One presumes Louisa May Alcott might be a little humbled realizing that more than 150 years after she published her novel “Little Women”, artists would still be reimagining her tale of four sisters, Jo, Meg, Beth, and Amy March, as they share their journey from childhood to adulthood. Set in Concord, Massachusetts during the Civil War, the story centers on their navigation through sibling rivalry, first love, loss, and marriage.
This literary right of passage for young girls has been interpreted more than a dozen times in the various film, television, and theatrical adaptations. Just don’t count Saoirse Ronan as one of the viewers. In her preparation to inhabit the role of Jo in the latest big-screen reworking, she steered clear of any visual references.
“For me to have gone back and watched any of what the other actors had done, especially when there have been people like Winona Ryder, Katharine Hepburn, and June Allyson, I would have just had it in my head. I would be comparing what I am doing to what they did,” she candidly admitted during an interview this past November with the HFPA. Where Ronan did find inspiration was in a book suggested to her called “Marmee and Louisa: The Untold Story of Louisa May Alcott and Her Mother”, a biography which proved invaluable as a resource into the complicated relationship.
A self-labeled perfectionist, the actress found her usual approach comprised mainly due to the freedom her director Greta Gerwig afforded her on set. “This was the first time ever that I was on a job where I felt I could try something and not be afraid to mess it up.” That resolve has been rewarded with her fourth career Golden Globe nomination for playing the main narrative voice of the film, Jo, an aspiring novelist. Ironically, the Irish-raised actress garnered her first nomination back in 2007 for Atonement, also playing an aspiring novelist, albeit one a few years younger.
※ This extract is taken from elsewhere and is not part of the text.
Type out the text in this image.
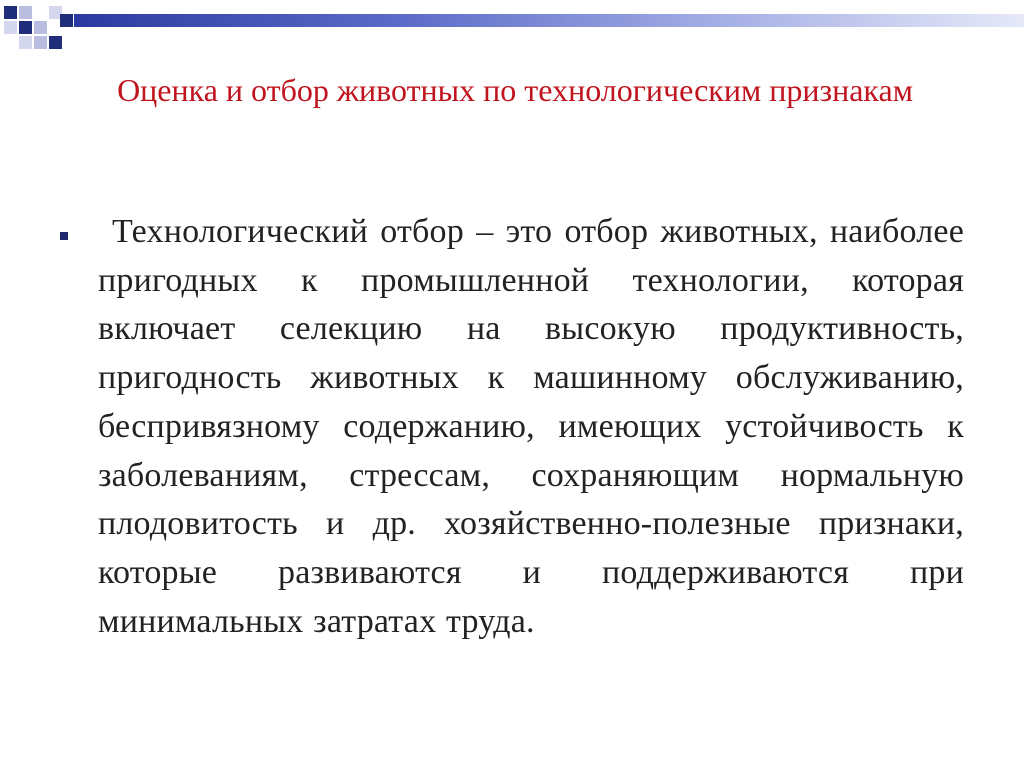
Оценка и отбор животных по технологическим признакам
Технологический отбор – это отбор животных, наиболее пригодных к промышленной технологии, которая включает селекцию на высокую продуктивность, пригодность животных к машинному обслуживанию, беспривязному содержанию, имеющих устойчивость к заболеваниям, стрессам, сохраняющим нормальную плодовитость и др. хозяйственно-полезные признаки, которые развиваются и поддерживаются при минимальных затратах труда.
Little Women marked a reunion between the lead actress and director, who both garnered critical acclaim for Lady Bird. That effort earned two Globes: one for Best Comedy and one for Ronan herself as Best Actress in a Comedy or Musical. Ronan testifies to seeing an evolution to Gerwig, who seems to have taken a natural command on her set, giving her actors the confidence to explore the space they were in.
Since making her acting debut at age 9 in the Irish medical series, The Clinic, then following that with her first film appearance alongside Michelle Pfeiffer and Paul Rudd in I Can Never Be Your Woman, the actress has actually been finding her way as one of the most prominent artists of her generation, scoring Oscar and Globe nominations, culminating in her Globe for Lady Bird.
Just don’t expect success to inflate her ego. “I am just trying to get back to the mindset I was in when I was a kid,” she sums up. “Back then, I didn’t have any hang-ups. I didn’t have my insecurities. I was crippled with doubt and insecurities when I did Brooklyn and Lady Bird and I just remember being desperate to get back to that 12-year-old who did Atonement. Nothing fazed me then. I was just there to have fun. As you get older it gets more in your head so I am just trying to hold onto that innocence as much as I can.”